With the outcome of the Russian attack on Ukraine and its impact on financial and commodity markets remaining uncertain, growth is estimated at 2.2% in 2022 and 2.7% in 2023. This was down from a February estimate of 3.9% growth for this year and 2.9% next year.
The growth recorded in 2021 will continue to support the employment sector in 2022, with unemployment set to sink to 5.2% in 2022 and 5.1% in 2023, and employment to increase by 2.6% this year and 2.5% next year. However, the high vacancy rate–currently there are 11,991 job openings in the grand duchy–and long term unemployed, which represent half of Luxembourg’s jobseekers, show “persistent skill mismatches”.

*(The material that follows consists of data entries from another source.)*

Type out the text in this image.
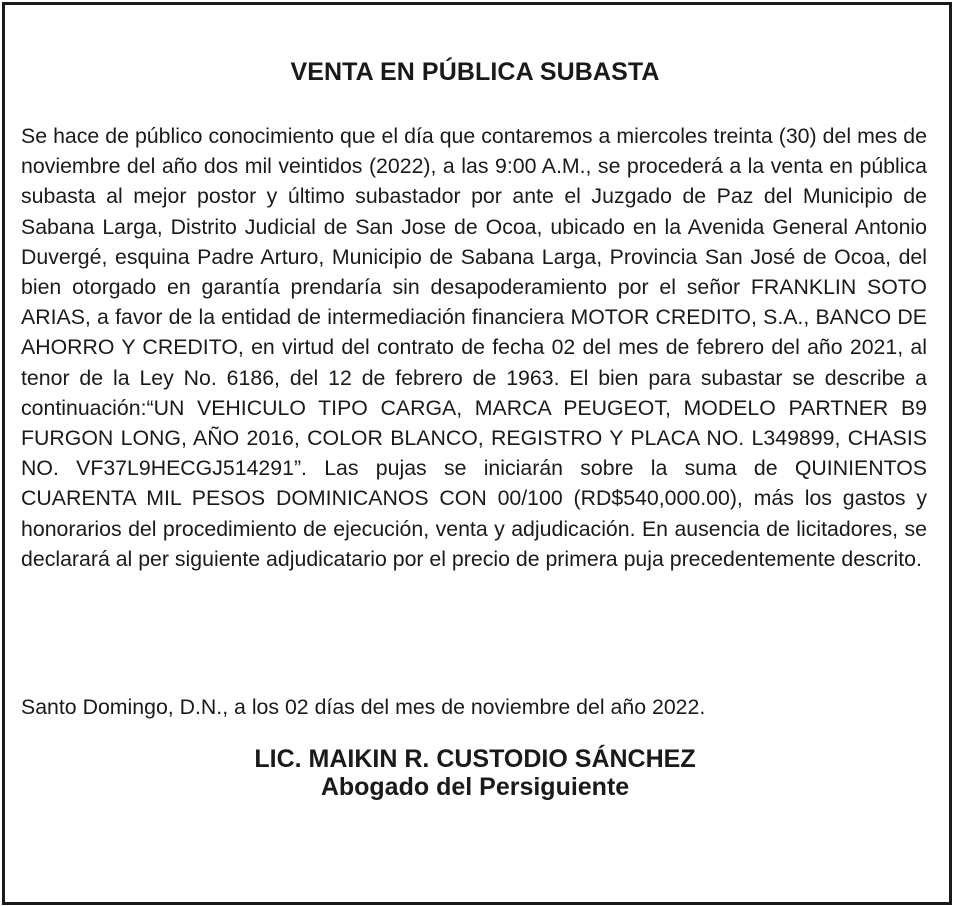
VENTA EN PÚBLICA SUBASTA

Se hace de público conocimiento que el día que contaremos a miercoles treinta (30) del mes de noviembre del año dos mil veintidos (2022), a las 9:00 A.M., se procederá a la venta en pública subasta al mejor postor y último subastador por ante el Juzgado de Paz del Municipio de Sabana Larga, Distrito Judicial de San Jose de Ocoa, ubicado en la Avenida General Antonio Duvergé, esquina Padre Arturo, Municipio de Sabana Larga, Provincia San José de Ocoa, del bien otorgado en garantía prendaría sin desapoderamiento por el señor FRANKLIN SOTO ARIAS, a favor de la entidad de intermediación financiera MOTOR CREDITO, S.A., BANCO DE AHORRO Y CREDITO, en virtud del contrato de fecha 02 del mes de febrero del año 2021, al tenor de la Ley No. 6186, del 12 de febrero de 1963. El bien para subastar se describe a continuación:“UN VEHICULO TIPO CARGA, MARCA PEUGEOT, MODELO PARTNER B9 FURGON LONG, AÑO 2016, COLOR BLANCO, REGISTRO Y PLACA NO. L349899, CHASIS NO. VF37L9HECGJ514291”. Las pujas se iniciarán sobre la suma de QUINIENTOS CUARENTA MIL PESOS DOMINICANOS CON 00/100 (RD$540,000.00), más los gastos y honorarios del procedimiento de ejecución, venta y adjudicación. En ausencia de licitadores, se declarará al per siguiente adjudicatario por el precio de primera puja precedentemente descrito.

Santo Domingo, D.N., a los 02 días del mes de noviembre del año 2022.

LIC. MAIKIN R. CUSTODIO SÁNCHEZ
Abogado del Persiguiente
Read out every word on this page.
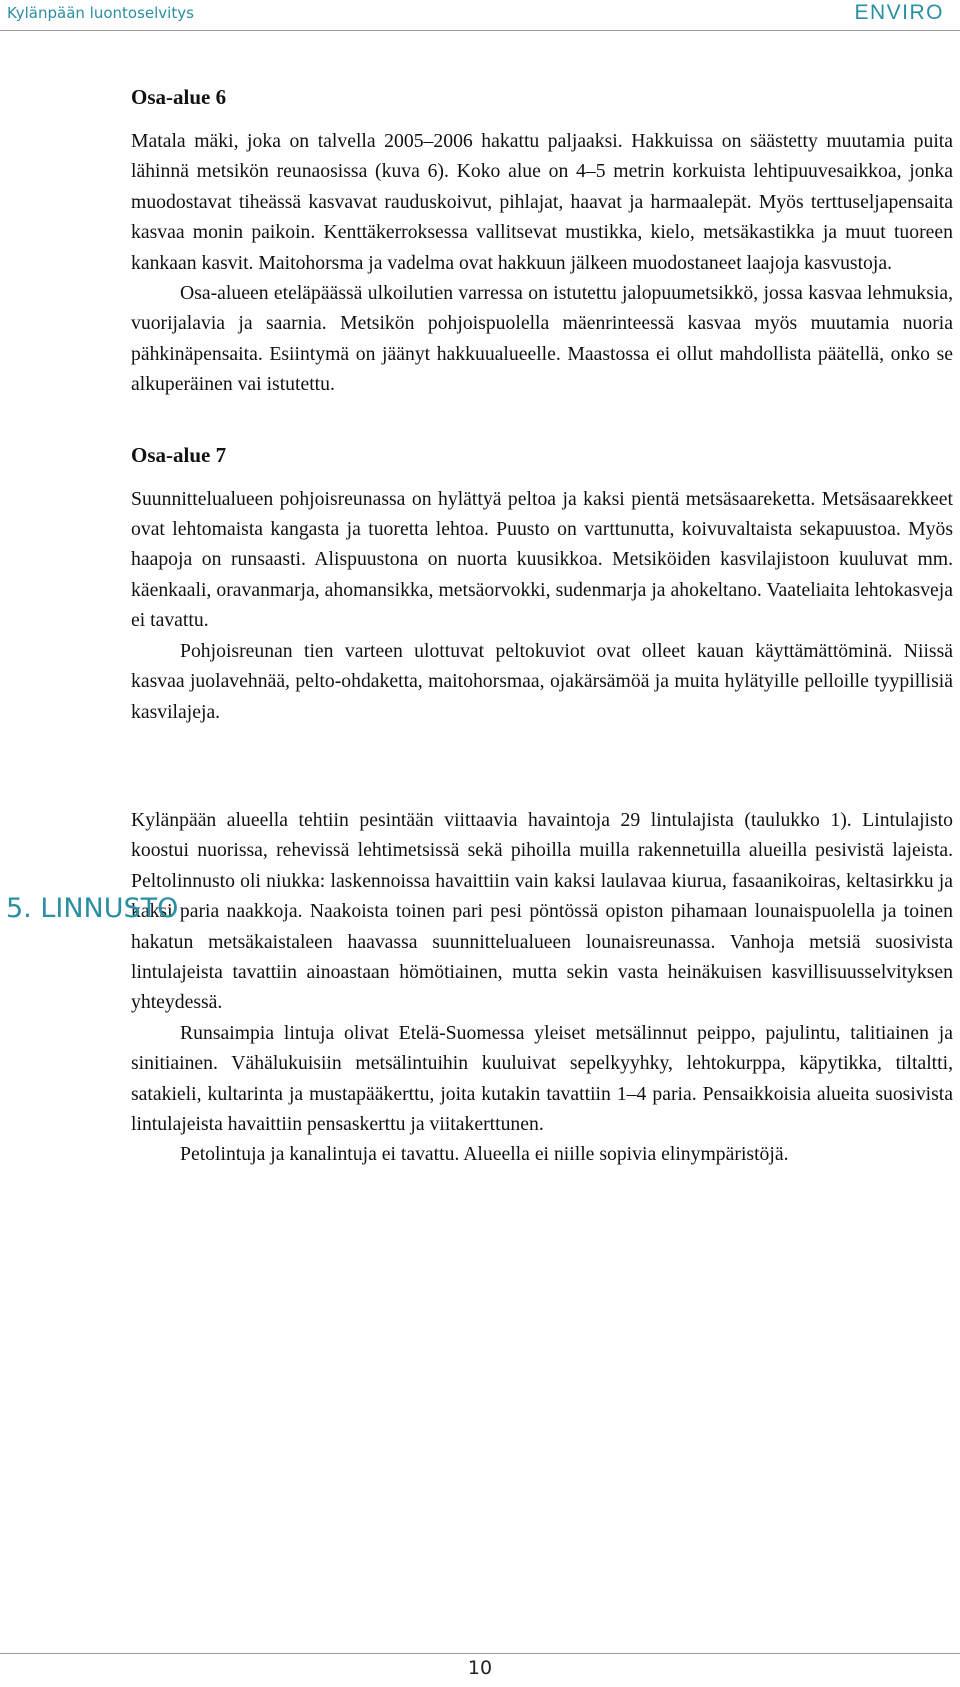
Kylänpään luontoselvitys	ENVIRO
Osa-alue 6

Matala mäki, joka on talvella 2005–2006 hakattu paljaaksi. Hakkuissa on säästetty muutamia puita lähinnä metsikön reunaosissa (kuva 6). Koko alue on 4–5 metrin korkuista lehtipuuvesaikkoa, jonka muodostavat tiheässä kasvavat rauduskoivut, pihlajat, haavat ja harmaalepät. Myös terttuseljapensaita kasvaa monin paikoin. Kenttäkerroksessa vallitsevat mustikka, kielo, metsäkastikka ja muut tuoreen kankaan kasvit. Maitohorsma ja vadelma ovat hakkuun jälkeen muodostaneet laajoja kasvustoja.

Osa-alueen eteläpäässä ulkoilutien varressa on istutettu jalopuumetsikkö, jossa kasvaa lehmuksia, vuorijalavia ja saarnia. Metsikön pohjoispuolella mäenrinteessä kasvaa myös muutamia nuoria pähkinäpensaita. Esiintymä on jäänyt hakkuualueelle. Maastossa ei ollut mahdollista päätellä, onko se alkuperäinen vai istutettu.

Osa-alue 7

Suunnittelualueen pohjoisreunassa on hylättyä peltoa ja kaksi pientä metsäsaareketta. Metsäsaarekkeet ovat lehtomaista kangasta ja tuoretta lehtoa. Puusto on varttunutta, koivuvaltaista sekapuustoa. Myös haapoja on runsaasti. Alispuustona on nuorta kuusikkoa. Metsiköiden kasvilajistoon kuuluvat mm. käenkaali, oravanmarja, ahomansikka, metsäorvokki, sudenmarja ja ahokeltano. Vaateliaita lehtokasveja ei tavattu.

Pohjoisreunan tien varteen ulottuvat peltokuviot ovat olleet kauan käyttämättöminä. Niissä kasvaa juolavehnää, pelto-ohdaketta, maitohorsmaa, ojakärsämöä ja muita hylätyille pelloille tyypillisiä kasvilajeja.

Kylänpään alueella tehtiin pesintään viittaavia havaintoja 29 lintulajista (taulukko 1). Lintulajisto koostui nuorissa, rehevissä lehtimetsissä sekä pihoilla muilla rakennetuilla alueilla pesivistä lajeista. Peltolinnusto oli niukka: laskennoissa havaittiin vain kaksi laulavaa kiurua, fasaanikoiras, keltasirkku ja kaksi paria naakkoja. Naakoista toinen pari pesi pöntössä opiston pihamaan lounaispuolella ja toinen hakatun metsäkaistaleen haavassa suunnittelualueen lounaisreunassa. Vanhoja metsiä suosivista lintulajeista tavattiin ainoastaan hömötiainen, mutta sekin vasta heinäkuisen kasvillisuusselvityksen yhteydessä.

Runsaimpia lintuja olivat Etelä-Suomessa yleiset metsälinnut peippo, pajulintu, talitiainen ja sinitiainen. Vähälukuisiin metsälintuihin kuuluivat sepelkyyhky, lehtokurppa, käpytikka, tiltaltti, satakieli, kultarinta ja mustapääkerttu, joita kutakin tavattiin 1–4 paria. Pensaikkoisia alueita suosivista lintulajeista havaittiin pensaskerttu ja viitakerttunen.

Petolintuja ja kanalintuja ei tavattu. Alueella ei niille sopivia elinympäristöjä.

5. LINNUSTO
10
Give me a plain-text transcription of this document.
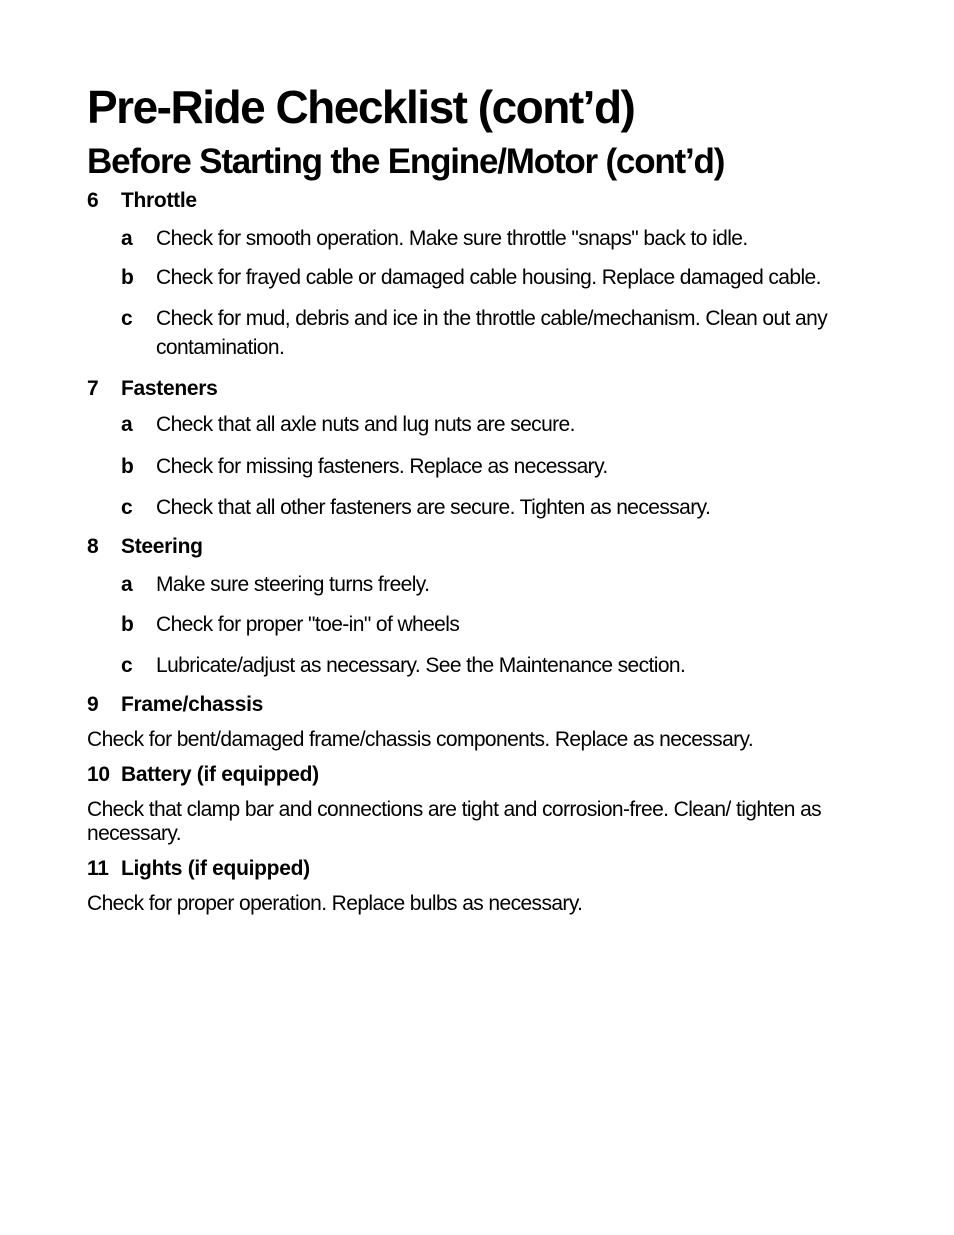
Pre-Ride Checklist (cont’d)
Before Starting the Engine/Motor (cont’d)
6	Throttle
a	Check for smooth operation. Make sure throttle "snaps" back to idle.
b	Check for frayed cable or damaged cable housing. Replace damaged cable.
c	Check for mud, debris and ice in the throttle cable/mechanism. Clean out any contamination.
7	Fasteners
a	Check that all axle nuts and lug nuts are secure.
b	Check for missing fasteners. Replace as necessary.
c	Check that all other fasteners are secure. Tighten as necessary.
8	Steering
a	Make sure steering turns freely.
b	Check for proper "toe-in" of wheels
c	Lubricate/adjust as necessary. See the Maintenance section.
9	Frame/chassis
Check for bent/damaged frame/chassis components. Replace as necessary.
10 Battery (if equipped)
Check that clamp bar and connections are tight and corrosion-free. Clean/ tighten as necessary.
11 Lights (if equipped)
Check for proper operation. Replace bulbs as necessary.
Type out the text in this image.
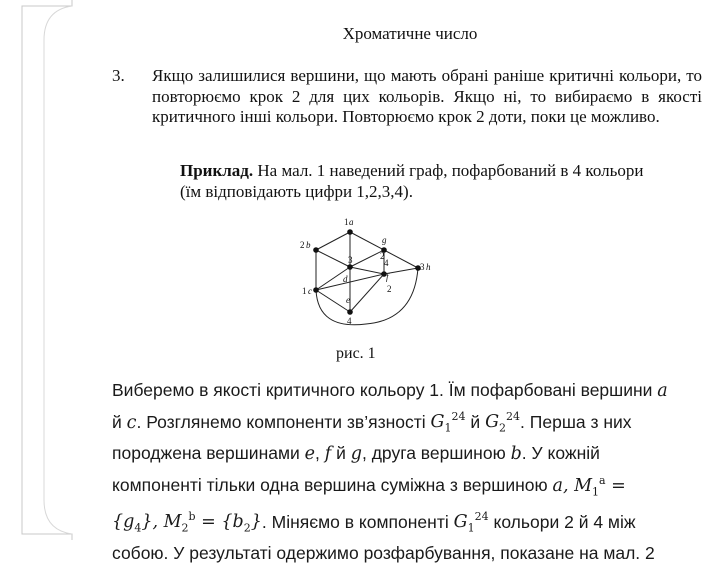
Хроматичне число
3. Якщо залишилися вершини, що мають обрані раніше критичні кольори, то повторюємо крок 2 для цих кольорів. Якщо ні, то вибираємо в якості критичного інші кольори. Повторюємо крок 2 доти, поки це можливо.
Приклад. На мал. 1 наведений граф, пофарбований в 4 кольори (їм відповідають цифри 1,2,3,4).
1 a
g
2
2 b
3
d
4
f
3 h
1 c
e
2
4
рис. 1

Виберемо в якості критичного кольору 1. Їм пофарбовані вершини a

й c. Розглянемо компоненти зв’язності $G_1^{24}$ й $G_2^{24}$. Перша з них

породжена вершинами e, f й g, друга вершиною b. У кожній

компоненті тільки одна вершина суміжна з вершиною a, $M_1^a$ =

$\{g_4\}$, $M_2^b = \{b_2\}$. Міняємо в компоненті $G_1^{24}$ кольори 2 й 4 між

собою. У результаті одержимо розфарбування, показане на мал. 2
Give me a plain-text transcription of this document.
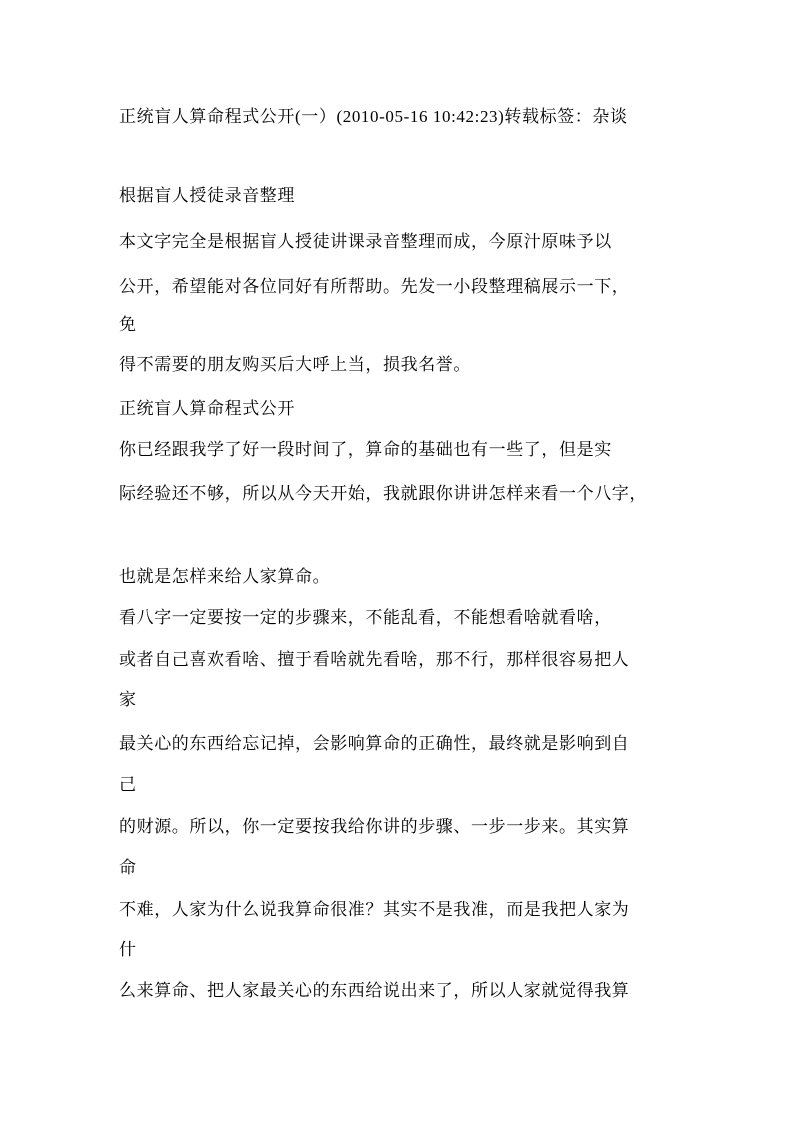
正统盲人算命程式公开(一）(2010-05-16 10:42:23)转载标签：杂谈
根据盲人授徒录音整理
本文字完全是根据盲人授徒讲课录音整理而成，今原汁原味予以
公开，希望能对各位同好有所帮助。先发一小段整理稿展示一下，
免
得不需要的朋友购买后大呼上当，损我名誉。
正统盲人算命程式公开
你已经跟我学了好一段时间了，算命的基础也有一些了，但是实
际经验还不够，所以从今天开始，我就跟你讲讲怎样来看一个八字，
也就是怎样来给人家算命。
看八字一定要按一定的步骤来，不能乱看，不能想看啥就看啥，
或者自己喜欢看啥、擅于看啥就先看啥，那不行，那样很容易把人
家
最关心的东西给忘记掉，会影响算命的正确性，最终就是影响到自
己
的财源。所以，你一定要按我给你讲的步骤、一步一步来。其实算
命
不难，人家为什么说我算命很准？其实不是我准，而是我把人家为
什
么来算命、把人家最关心的东西给说出来了，所以人家就觉得我算
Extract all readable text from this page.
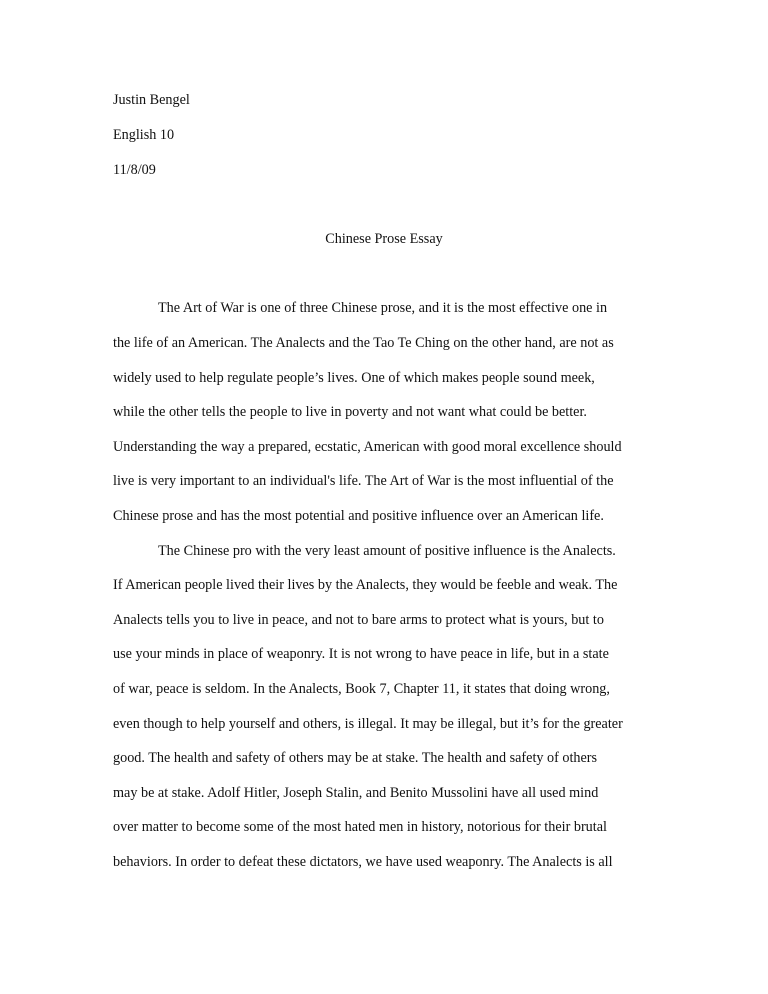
Justin Bengel
English 10
11/8/09
Chinese Prose Essay
The Art of War is one of three Chinese prose, and it is the most effective one in
the life of an American. The Analects and the Tao Te Ching on the other hand, are not as
widely used to help regulate people’s lives. One of which makes people sound meek,
while the other tells the people to live in poverty and not want what could be better.
Understanding the way a prepared, ecstatic, American with good moral excellence should
live is very important to an individual's life. The Art of War is the most influential of the
Chinese prose and has the most potential and positive influence over an American life.
The Chinese pro with the very least amount of positive influence is the Analects.
If American people lived their lives by the Analects, they would be feeble and weak. The
Analects tells you to live in peace, and not to bare arms to protect what is yours, but to
use your minds in place of weaponry. It is not wrong to have peace in life, but in a state
of war, peace is seldom. In the Analects, Book 7, Chapter 11, it states that doing wrong,
even though to help yourself and others, is illegal. It may be illegal, but it’s for the greater
good. The health and safety of others may be at stake. The health and safety of others
may be at stake. Adolf Hitler, Joseph Stalin, and Benito Mussolini have all used mind
over matter to become some of the most hated men in history, notorious for their brutal
behaviors. In order to defeat these dictators, we have used weaponry. The Analects is all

The rise in energy prices has a strong impact on the price of non-energy industrial goods and foods. The commission expects headline inflation to nearly double from 3.5% in 2021 to 6.8% in 2022.
Although the higher energy bills and food bills among others will strongly impact the purchasing powers of citizens, and private consumption will be affected, “it is projected to continue to grow”, thanks to savings accumulated during the pandemic, a dynamic labour market and government support measures, says the report.
For 2023, headline inflation is set to rise by 2.3%, the commission estimates.
The report also mentions a 0.1% GPD deficit for this year, due to lower growth and the high inflation rate pushing up expenditure. Compensation for employees, social transfers, public investments in the green transition and crisis mitigation strategies like the solidarity pact are set to increase spending.
The debt to GPD ratio also should rise from 24.4% to 24.7% for 2022.
However, the commission also says that “the revenue side is expected to still benefit from the strong performance of the labour market leading to an increase in personal income taxes and social contributions, also supported by wage indexations in October 2021 and April 2022.”